Applying the persuasive reasoning of the Board in Alvarez and Urology, I conclude that a supplier has the right to ALJ review of the CMS or MAC determination of the effective date of reactivation of billing privileges.  The only determination of CMS or the MAC that is subject to my review in a provider or supplier enrollment case is the reconsidered determination.  42 C.F.R. § 498.5(l)(1)-(2); Neb Grp. of Ariz.
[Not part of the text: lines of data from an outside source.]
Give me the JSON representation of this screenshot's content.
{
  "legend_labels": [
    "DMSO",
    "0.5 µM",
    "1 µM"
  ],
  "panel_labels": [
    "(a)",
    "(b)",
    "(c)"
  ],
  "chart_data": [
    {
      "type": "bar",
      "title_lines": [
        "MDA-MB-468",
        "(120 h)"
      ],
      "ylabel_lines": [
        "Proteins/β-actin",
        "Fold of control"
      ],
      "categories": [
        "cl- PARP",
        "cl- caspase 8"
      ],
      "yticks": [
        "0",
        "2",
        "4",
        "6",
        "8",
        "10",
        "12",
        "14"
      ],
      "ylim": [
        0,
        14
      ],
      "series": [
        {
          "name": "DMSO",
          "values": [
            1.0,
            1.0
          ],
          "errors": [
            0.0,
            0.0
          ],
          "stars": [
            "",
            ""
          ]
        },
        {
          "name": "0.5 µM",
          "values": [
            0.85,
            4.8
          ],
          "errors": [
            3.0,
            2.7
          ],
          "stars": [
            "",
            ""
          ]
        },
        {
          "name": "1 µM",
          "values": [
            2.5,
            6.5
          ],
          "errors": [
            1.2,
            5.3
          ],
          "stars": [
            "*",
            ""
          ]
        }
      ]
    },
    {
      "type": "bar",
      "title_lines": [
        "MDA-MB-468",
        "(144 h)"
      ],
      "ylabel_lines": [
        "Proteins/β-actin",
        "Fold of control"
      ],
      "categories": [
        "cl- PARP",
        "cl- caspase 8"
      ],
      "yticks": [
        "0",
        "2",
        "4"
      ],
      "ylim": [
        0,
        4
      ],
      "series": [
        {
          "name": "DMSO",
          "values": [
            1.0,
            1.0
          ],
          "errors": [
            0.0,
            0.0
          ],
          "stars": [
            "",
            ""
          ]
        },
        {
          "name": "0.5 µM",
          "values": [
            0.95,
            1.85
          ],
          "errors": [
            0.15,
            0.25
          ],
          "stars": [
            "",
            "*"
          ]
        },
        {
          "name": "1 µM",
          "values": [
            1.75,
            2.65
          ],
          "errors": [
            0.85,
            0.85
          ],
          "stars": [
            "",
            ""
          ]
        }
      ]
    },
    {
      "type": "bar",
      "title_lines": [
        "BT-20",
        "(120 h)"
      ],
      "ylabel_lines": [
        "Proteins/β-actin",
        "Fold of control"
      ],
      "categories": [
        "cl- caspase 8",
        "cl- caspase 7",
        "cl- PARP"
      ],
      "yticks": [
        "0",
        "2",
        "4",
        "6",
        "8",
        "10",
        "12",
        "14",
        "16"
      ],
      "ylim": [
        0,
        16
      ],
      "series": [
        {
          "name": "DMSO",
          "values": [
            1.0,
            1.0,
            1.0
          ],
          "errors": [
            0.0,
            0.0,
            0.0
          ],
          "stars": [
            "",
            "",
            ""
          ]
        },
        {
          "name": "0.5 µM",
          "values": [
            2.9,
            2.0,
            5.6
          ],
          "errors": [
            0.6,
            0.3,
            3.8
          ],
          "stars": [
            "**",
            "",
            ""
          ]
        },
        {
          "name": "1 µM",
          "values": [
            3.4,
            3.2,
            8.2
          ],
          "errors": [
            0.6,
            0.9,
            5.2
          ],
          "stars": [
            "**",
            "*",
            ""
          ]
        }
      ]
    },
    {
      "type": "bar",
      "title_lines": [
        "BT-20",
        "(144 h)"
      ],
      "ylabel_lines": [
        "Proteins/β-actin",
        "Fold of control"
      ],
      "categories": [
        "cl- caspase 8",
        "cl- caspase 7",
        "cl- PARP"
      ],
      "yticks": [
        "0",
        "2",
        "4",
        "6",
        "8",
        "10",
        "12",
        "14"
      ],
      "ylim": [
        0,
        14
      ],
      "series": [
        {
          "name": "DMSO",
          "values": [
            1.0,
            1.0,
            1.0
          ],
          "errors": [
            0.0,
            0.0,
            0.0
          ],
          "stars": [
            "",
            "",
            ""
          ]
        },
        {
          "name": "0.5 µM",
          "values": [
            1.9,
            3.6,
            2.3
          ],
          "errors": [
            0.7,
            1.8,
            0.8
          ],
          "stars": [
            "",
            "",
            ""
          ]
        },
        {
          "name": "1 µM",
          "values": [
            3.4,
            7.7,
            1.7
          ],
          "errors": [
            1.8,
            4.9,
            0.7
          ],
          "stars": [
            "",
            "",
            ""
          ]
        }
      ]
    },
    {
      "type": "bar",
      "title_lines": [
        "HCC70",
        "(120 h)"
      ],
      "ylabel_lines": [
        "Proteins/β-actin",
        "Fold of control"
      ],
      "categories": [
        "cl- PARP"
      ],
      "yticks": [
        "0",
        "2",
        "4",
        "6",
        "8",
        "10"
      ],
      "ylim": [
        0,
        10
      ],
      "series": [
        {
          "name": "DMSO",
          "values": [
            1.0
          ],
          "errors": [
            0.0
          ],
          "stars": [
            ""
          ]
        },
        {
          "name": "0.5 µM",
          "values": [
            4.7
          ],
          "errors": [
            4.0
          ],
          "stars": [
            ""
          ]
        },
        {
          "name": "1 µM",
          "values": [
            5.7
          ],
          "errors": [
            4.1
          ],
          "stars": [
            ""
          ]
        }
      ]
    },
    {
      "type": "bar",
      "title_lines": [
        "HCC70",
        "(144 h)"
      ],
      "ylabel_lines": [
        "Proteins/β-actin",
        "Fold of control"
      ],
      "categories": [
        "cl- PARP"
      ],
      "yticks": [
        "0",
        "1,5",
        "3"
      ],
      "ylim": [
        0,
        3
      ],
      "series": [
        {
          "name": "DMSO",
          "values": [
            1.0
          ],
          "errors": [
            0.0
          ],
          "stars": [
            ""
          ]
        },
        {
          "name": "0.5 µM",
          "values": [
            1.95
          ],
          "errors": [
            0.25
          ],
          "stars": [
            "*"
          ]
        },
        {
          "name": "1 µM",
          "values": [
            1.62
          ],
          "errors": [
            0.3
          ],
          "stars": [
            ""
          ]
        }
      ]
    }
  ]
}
LLC, DAB No. 2573 at 7 (2014).

Billing privileges may be reactivated in accordance with 42 C.F.R. § 424.540(b).  The provider or supplier must recertify the accuracy of its enrollment information, submit any missing information, and certify its compliance with all applicable Medicare enrollment requirements.  42 C.F.R. § 424.540(b)(1).  CMS may for any reason require a deactivated provider or supplier to submit a complete Medicare enrollment application (CMS-855) to reactivate billing privileges.  42 C.F.R. § 424.540(b)(2).  The regulation clearly gives CMS and the MAC discretion to accept a certification and partial application with missing information provided or require that Petitioner submit a complete Medicare enrollment application.

According to 42 C.F.R. § 424.540(d)(2), the effective date of reactivation of billing privileges is the date the MAC or CMS received the Medicare enrollment application that was processed to approval.  Therefore, by operation of 42 C.F.R. § 424.540(d)(2), the effective date of the reactivation of Petitioner’s Medicare billing privilege must be February 5, 2025, the date the MAC received the application it processed to approval.  CMS Ex. 1 at 28.  The regulations grant no discretion to the MAC, CMS, or me to select a different reactivation effective date.
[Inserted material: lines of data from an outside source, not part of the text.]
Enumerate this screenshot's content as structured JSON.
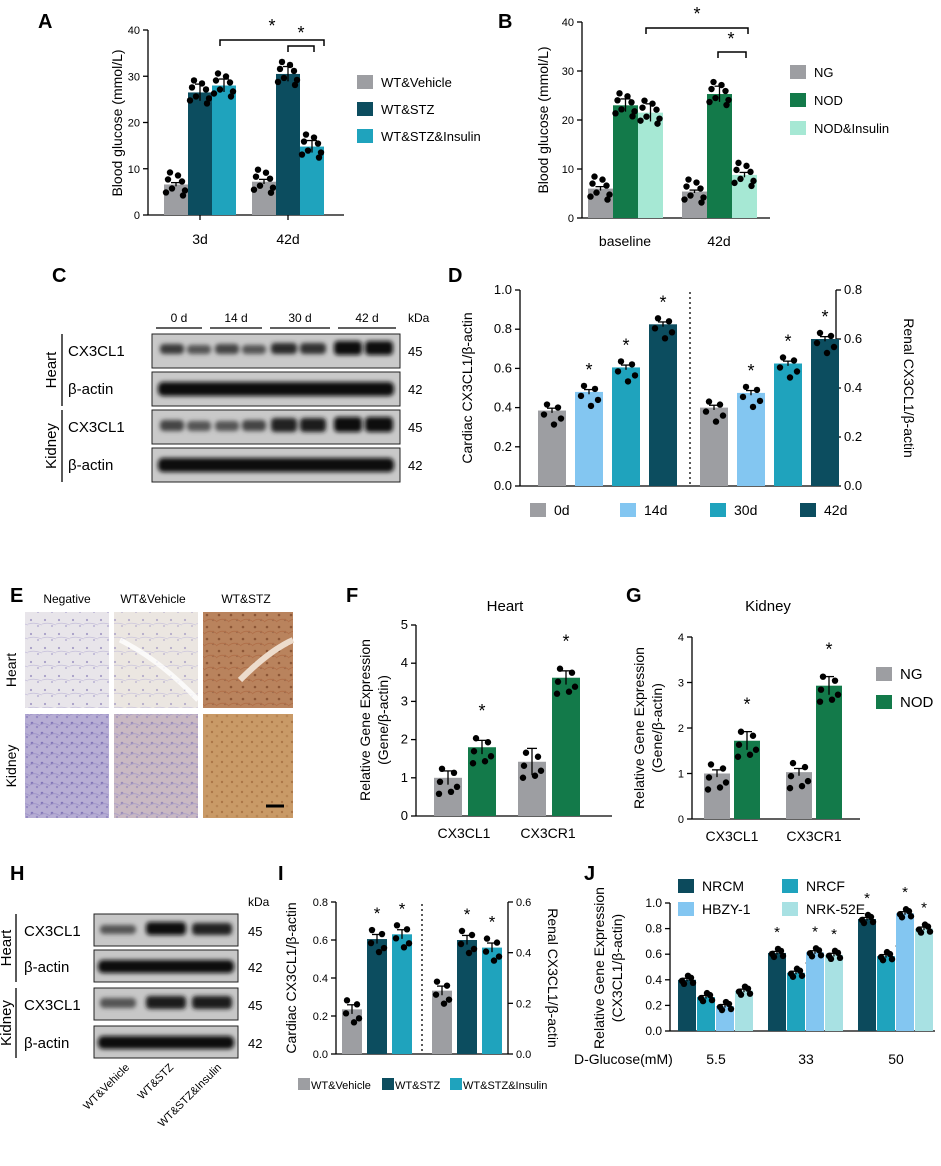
{
  "figure": {
    "panels": {
      "A": "A",
      "B": "B",
      "C": "C",
      "D": "D",
      "E": "E",
      "F": "F",
      "G": "G",
      "H": "H",
      "I": "I",
      "J": "J"
    }
  },
  "colors": {
    "gray": "#9d9ea2",
    "navy": "#0c4d5f",
    "teal": "#1fa3bd",
    "green": "#137a4a",
    "mint": "#a6e8d4",
    "light_blue": "#83c6f1",
    "pale_teal": "#a8e1e3",
    "dark_teal": "#0c4a5c"
  },
  "chart_data": [
    {
      "id": "A",
      "type": "bar",
      "title": "",
      "xlabel": "",
      "ylabel": "Blood glucose (mmol/L)",
      "ylim": [
        0,
        40
      ],
      "yticks": [
        "0",
        "10",
        "20",
        "30",
        "40"
      ],
      "categories": [
        "3d",
        "42d"
      ],
      "series": [
        {
          "name": "WT&Vehicle",
          "values": [
            6.6,
            7.2
          ]
        },
        {
          "name": "WT&STZ",
          "values": [
            26.5,
            30.5
          ]
        },
        {
          "name": "WT&STZ&Insulin",
          "values": [
            28.0,
            14.8
          ]
        }
      ],
      "errors": [
        [
          0.4,
          0.5
        ],
        [
          1.8,
          1.6
        ],
        [
          1.4,
          1.3
        ]
      ],
      "significance": [
        "*",
        "*"
      ]
    },
    {
      "id": "B",
      "type": "bar",
      "title": "",
      "xlabel": "",
      "ylabel": "Blood glucose (mmol/L)",
      "ylim": [
        0,
        40
      ],
      "yticks": [
        "0",
        "10",
        "20",
        "30",
        "40"
      ],
      "categories": [
        "baseline",
        "42d"
      ],
      "series": [
        {
          "name": "NG",
          "values": [
            6.0,
            5.4
          ]
        },
        {
          "name": "NOD",
          "values": [
            23.0,
            25.3
          ]
        },
        {
          "name": "NOD&Insulin",
          "values": [
            21.5,
            8.8
          ]
        }
      ],
      "errors": [
        [
          0.4,
          0.3
        ],
        [
          1.3,
          1.6
        ],
        [
          1.8,
          0.5
        ]
      ],
      "significance": [
        "*",
        "*"
      ]
    },
    {
      "id": "D",
      "type": "bar",
      "title": "",
      "xlabel": "",
      "ylabel": "Cardiac CX3CL1/β-actin",
      "ylabel_right": "Renal CX3CL1/β-actin",
      "ylim": [
        0,
        1.0
      ],
      "ylim_right": [
        0,
        0.8
      ],
      "yticks": [
        "0.0",
        "0.2",
        "0.4",
        "0.6",
        "0.8",
        "1.0"
      ],
      "yticks_right": [
        "0.0",
        "0.2",
        "0.4",
        "0.6",
        "0.8"
      ],
      "categories": [
        "0d",
        "14d",
        "30d",
        "42d"
      ],
      "series": [
        {
          "name": "Cardiac",
          "values": [
            0.385,
            0.48,
            0.605,
            0.825
          ]
        },
        {
          "name": "Renal",
          "values": [
            0.32,
            0.38,
            0.5,
            0.6
          ]
        }
      ],
      "significance": [
        "",
        "*",
        "*",
        "*"
      ]
    },
    {
      "id": "F",
      "type": "bar",
      "title": "Heart",
      "xlabel": "",
      "ylabel": "Relative Gene Expression (Gene/β-actin)",
      "ylabel_lines": [
        "Relative Gene Expression",
        "(Gene/β-actin)"
      ],
      "ylim": [
        0,
        5
      ],
      "yticks": [
        "0",
        "1",
        "2",
        "3",
        "4",
        "5"
      ],
      "categories": [
        "CX3CL1",
        "CX3CR1"
      ],
      "series": [
        {
          "name": "NG",
          "values": [
            1.0,
            1.42
          ]
        },
        {
          "name": "NOD",
          "values": [
            1.8,
            3.62
          ]
        }
      ],
      "significance": [
        "*",
        "*"
      ]
    },
    {
      "id": "G",
      "type": "bar",
      "title": "Kidney",
      "xlabel": "",
      "ylabel": "Relative Gene Expression (Gene/β-actin)",
      "ylabel_lines": [
        "Relative Gene Expression",
        "(Gene/β-actin)"
      ],
      "ylim": [
        0,
        4
      ],
      "yticks": [
        "0",
        "1",
        "2",
        "3",
        "4"
      ],
      "categories": [
        "CX3CL1",
        "CX3CR1"
      ],
      "series": [
        {
          "name": "NG",
          "values": [
            1.0,
            1.03
          ]
        },
        {
          "name": "NOD",
          "values": [
            1.72,
            2.93
          ]
        }
      ],
      "significance": [
        "*",
        "*"
      ]
    },
    {
      "id": "I",
      "type": "bar",
      "title": "",
      "xlabel": "",
      "ylabel": "Cardiac CX3CL1/β-actin",
      "ylabel_right": "Renal CX3CL1/β-actin",
      "ylim": [
        0,
        0.8
      ],
      "ylim_right": [
        0,
        0.6
      ],
      "yticks": [
        "0.0",
        "0.2",
        "0.4",
        "0.6",
        "0.8"
      ],
      "yticks_right": [
        "0.0",
        "0.2",
        "0.4",
        "0.6"
      ],
      "categories": [
        "WT&Vehicle",
        "WT&STZ",
        "WT&STZ&Insulin"
      ],
      "series": [
        {
          "name": "Cardiac",
          "values": [
            0.235,
            0.605,
            0.63
          ]
        },
        {
          "name": "Renal",
          "values": [
            0.25,
            0.45,
            0.42
          ]
        }
      ],
      "significance": [
        "",
        "*",
        "*"
      ]
    },
    {
      "id": "J",
      "type": "bar",
      "title": "",
      "xlabel": "D-Glucose(mM)",
      "ylabel": "Relative Gene Expression (CX3CL1/β-actin)",
      "ylabel_lines": [
        "Relative Gene Expression",
        "(CX3CL1/β-actin)"
      ],
      "ylim": [
        0,
        1.0
      ],
      "yticks": [
        "0.0",
        "0.2",
        "0.4",
        "0.6",
        "0.8",
        "1.0"
      ],
      "categories": [
        "5.5",
        "33",
        "50"
      ],
      "series": [
        {
          "name": "NRCM",
          "values": [
            0.4,
            0.61,
            0.875
          ]
        },
        {
          "name": "NRCF",
          "values": [
            0.265,
            0.455,
            0.585
          ]
        },
        {
          "name": "HBZY-1",
          "values": [
            0.195,
            0.615,
            0.92
          ]
        },
        {
          "name": "NRK-52E",
          "values": [
            0.315,
            0.595,
            0.8
          ]
        }
      ],
      "significance": [
        "",
        "*",
        "*"
      ]
    }
  ],
  "blot_C": {
    "time_labels": [
      "0 d",
      "14 d",
      "30 d",
      "42 d"
    ],
    "kda": "kDa",
    "tissues": [
      "Heart",
      "Kidney"
    ],
    "rows": [
      "CX3CL1",
      "β-actin",
      "CX3CL1",
      "β-actin"
    ],
    "sizes": [
      "45",
      "42",
      "45",
      "42"
    ]
  },
  "blot_H": {
    "kda": "kDa",
    "tissues": [
      "Heart",
      "Kidney"
    ],
    "rows": [
      "CX3CL1",
      "β-actin",
      "CX3CL1",
      "β-actin"
    ],
    "sizes": [
      "45",
      "42",
      "45",
      "42"
    ],
    "lanes": [
      "WT&Vehicle",
      "WT&STZ",
      "WT&STZ&Insulin"
    ]
  },
  "panel_E": {
    "columns": [
      "Negative",
      "WT&Vehicle",
      "WT&STZ"
    ],
    "rows": [
      "Heart",
      "Kidney"
    ]
  }
}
Petitioner’s arguments that it acted in good faith; had a clean record of Medicare compliance; continued to provide vaccine services to its residents; and there is a financial hardship due to not receiving reimbursement of $32,773.60 from Medicare are clearly requests for equitable relief.  RFH, P. Br., P. Reply.  I have no authority to grant equitable relief.  US Ultrasound, DAB No. 2302 at 8 (2010).  I am bound to follow the Act and regulations, and I have no authority to declare statutes or regulations invalid or ultra vires.  1866ICPayday.com, L.L.C., DAB No. 2289 at 14 (2009) (noting that “[a]n ALJ is bound by applicable laws and regulations and may not invalidate either a law or regulation on any ground.”).

Page 9

III.  Conclusion

For the foregoing reasons, I conclude that the effective date of reactivation of Petitioner’s billing privileges is February 5, 2025.

/s/

Keith W. Sickendick Administrative Law Judge

  • 1

    The documents Petitioner attached to its brief marked as exhibits A and B are copies of documents submitted with its request for a reconsidered determination that are in evidence marked as CMS Ex. 1 at 19 through 22.  Therefore, Petitioner’s exhibits A and B are not also admitted as evidence.  The same documents were also filed by Petitioner with its request for hearing.

  • 2

    Petitioner cites three decisions allegedly issued by ALJs in support of its position that summary judgment is not appropriate.  P. Br. at 4 (document page counter); P. Reply at 2.  The citations listed are not to published or otherwise reported decisions.

  • 3

    Petitioner acknowledges that it failed to notify CMS and the MAC of changed Medicare enrollment information, such as the identity of authorized officials and correspondence addresses.  P. Br. at 5.  The admission has no impact on my decision.